WASHINGTON--Many of America's largest public careers have been those of presidents. Many, but by no means all. Chief Justice John Marshall was more consequential than all but two presidents--Washington and Lincoln. Among 20th- century public servants, Gen. George Marshall--whose many achievements included discerning the talents of a Col. Eisenhower--may have been second in importance only to Franklin Roosevelt. And no 20th-century public career was as many-faceted, and involved so much prescience about as many matters, as that of Daniel Patrick Moynihan, who died Wednesday at 76.

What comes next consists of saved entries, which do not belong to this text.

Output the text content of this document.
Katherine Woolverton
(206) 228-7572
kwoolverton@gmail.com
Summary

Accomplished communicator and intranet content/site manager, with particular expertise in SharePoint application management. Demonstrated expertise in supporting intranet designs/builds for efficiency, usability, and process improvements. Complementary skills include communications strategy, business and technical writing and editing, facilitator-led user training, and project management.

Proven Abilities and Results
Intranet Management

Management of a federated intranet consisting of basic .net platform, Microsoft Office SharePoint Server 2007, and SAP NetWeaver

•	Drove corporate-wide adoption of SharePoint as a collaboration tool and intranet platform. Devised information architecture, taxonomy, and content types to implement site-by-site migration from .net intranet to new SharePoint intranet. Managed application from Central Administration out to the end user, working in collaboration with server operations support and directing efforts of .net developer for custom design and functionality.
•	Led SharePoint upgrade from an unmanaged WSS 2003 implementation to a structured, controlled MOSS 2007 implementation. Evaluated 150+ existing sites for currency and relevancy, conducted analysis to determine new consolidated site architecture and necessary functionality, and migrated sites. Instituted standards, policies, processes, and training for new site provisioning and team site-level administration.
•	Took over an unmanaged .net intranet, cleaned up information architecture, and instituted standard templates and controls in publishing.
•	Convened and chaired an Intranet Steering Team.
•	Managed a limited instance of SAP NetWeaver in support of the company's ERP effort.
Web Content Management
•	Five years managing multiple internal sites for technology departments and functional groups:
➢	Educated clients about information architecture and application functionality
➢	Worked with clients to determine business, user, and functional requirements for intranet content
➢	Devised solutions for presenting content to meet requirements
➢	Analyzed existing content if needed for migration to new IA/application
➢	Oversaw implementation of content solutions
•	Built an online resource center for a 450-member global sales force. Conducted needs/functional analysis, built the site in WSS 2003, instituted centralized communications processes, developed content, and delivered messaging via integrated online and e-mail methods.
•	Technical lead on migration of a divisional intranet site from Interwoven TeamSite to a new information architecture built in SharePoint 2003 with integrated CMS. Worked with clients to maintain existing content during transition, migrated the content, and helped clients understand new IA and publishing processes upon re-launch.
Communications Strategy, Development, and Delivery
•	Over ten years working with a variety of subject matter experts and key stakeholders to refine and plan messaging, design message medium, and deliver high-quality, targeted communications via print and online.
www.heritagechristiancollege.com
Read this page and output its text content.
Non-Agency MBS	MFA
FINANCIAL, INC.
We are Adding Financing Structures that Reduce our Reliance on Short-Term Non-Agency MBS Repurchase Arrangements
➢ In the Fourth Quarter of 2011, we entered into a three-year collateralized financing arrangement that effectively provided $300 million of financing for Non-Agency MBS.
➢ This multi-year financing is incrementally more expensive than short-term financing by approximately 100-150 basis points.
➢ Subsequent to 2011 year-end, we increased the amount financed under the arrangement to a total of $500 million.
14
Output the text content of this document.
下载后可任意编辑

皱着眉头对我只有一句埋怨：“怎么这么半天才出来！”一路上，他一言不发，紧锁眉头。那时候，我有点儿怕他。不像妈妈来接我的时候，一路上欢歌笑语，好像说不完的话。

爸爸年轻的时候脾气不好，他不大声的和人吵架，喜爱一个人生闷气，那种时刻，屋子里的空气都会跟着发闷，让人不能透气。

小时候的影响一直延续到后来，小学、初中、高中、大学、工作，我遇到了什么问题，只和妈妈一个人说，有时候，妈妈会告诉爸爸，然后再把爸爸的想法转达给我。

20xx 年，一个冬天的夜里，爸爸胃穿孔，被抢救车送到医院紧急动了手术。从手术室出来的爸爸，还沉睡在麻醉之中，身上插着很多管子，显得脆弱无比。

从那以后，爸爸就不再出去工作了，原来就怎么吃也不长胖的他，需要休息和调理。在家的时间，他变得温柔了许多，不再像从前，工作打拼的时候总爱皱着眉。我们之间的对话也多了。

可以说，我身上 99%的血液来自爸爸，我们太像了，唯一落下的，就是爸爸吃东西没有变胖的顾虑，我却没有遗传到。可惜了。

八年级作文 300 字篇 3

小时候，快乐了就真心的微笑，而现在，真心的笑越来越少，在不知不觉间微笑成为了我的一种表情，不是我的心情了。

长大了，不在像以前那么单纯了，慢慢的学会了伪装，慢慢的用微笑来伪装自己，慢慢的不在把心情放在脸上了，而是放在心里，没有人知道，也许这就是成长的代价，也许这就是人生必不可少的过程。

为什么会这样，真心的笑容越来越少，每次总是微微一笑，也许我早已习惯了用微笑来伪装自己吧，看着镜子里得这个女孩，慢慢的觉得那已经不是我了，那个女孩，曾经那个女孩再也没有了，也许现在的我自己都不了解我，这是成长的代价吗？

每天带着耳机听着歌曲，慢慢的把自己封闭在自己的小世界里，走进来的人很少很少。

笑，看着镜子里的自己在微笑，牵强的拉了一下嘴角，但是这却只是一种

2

He was born in Tulsa but spent his formative years on Manhattan's Lower East Side, from which he rose to Harvard's faculty and the administrations of Presidents Kennedy, Johnson, Nixon and Ford, serving as, among other things, ambassador to India and the U.S. representative at the United Nations. Then four Senate terms. Along the way he wrote more books than some of his colleagues read, and became something that, like Atlantis, is rumored to have once existed but has not recently been seen--the Democratic Party's mind.
His was the most penetrating political intellect to come from New York since Alexander Hamilton, who, like Moynihan, saw over the horizon of his time, anticipating the evolving possibilities and problems of a consolidated, urbanized, industrial nation. A liberal who did not flinch from the label, he reminded conservatives that the Constitution's framers ``had more thoughts about power than merely its limitation.''
But he was a liberal dismayed by what he called ``the leakage of reality from American life.'' When in 1994 the Senate debated an education bill, Moynihan compared the legislation's two quantifiable goals--a high school graduation rate of ``at least 90 percent'' by 2000, and American students ``first in the world in mathematics and science''--to Soviet grain production quotas.
The Senate's Sisyphus, Moynihan was forever pushing uphill a boulder of inconvenient data. A social scientist trained to distinguish correlation from causation, and a wit, Moynihan puckishly said that a crucial determinant of the quality of American schools is proximity to the Canadian border. The barb in his jest was this: High cognitive outputs correlate not with high per-pupil expenditures but with a high percentage of two-parent families. For that, there was the rough geographical correlation that caused Moynihan to suggest that states trying to improve their students' test scores should move closer to Canada.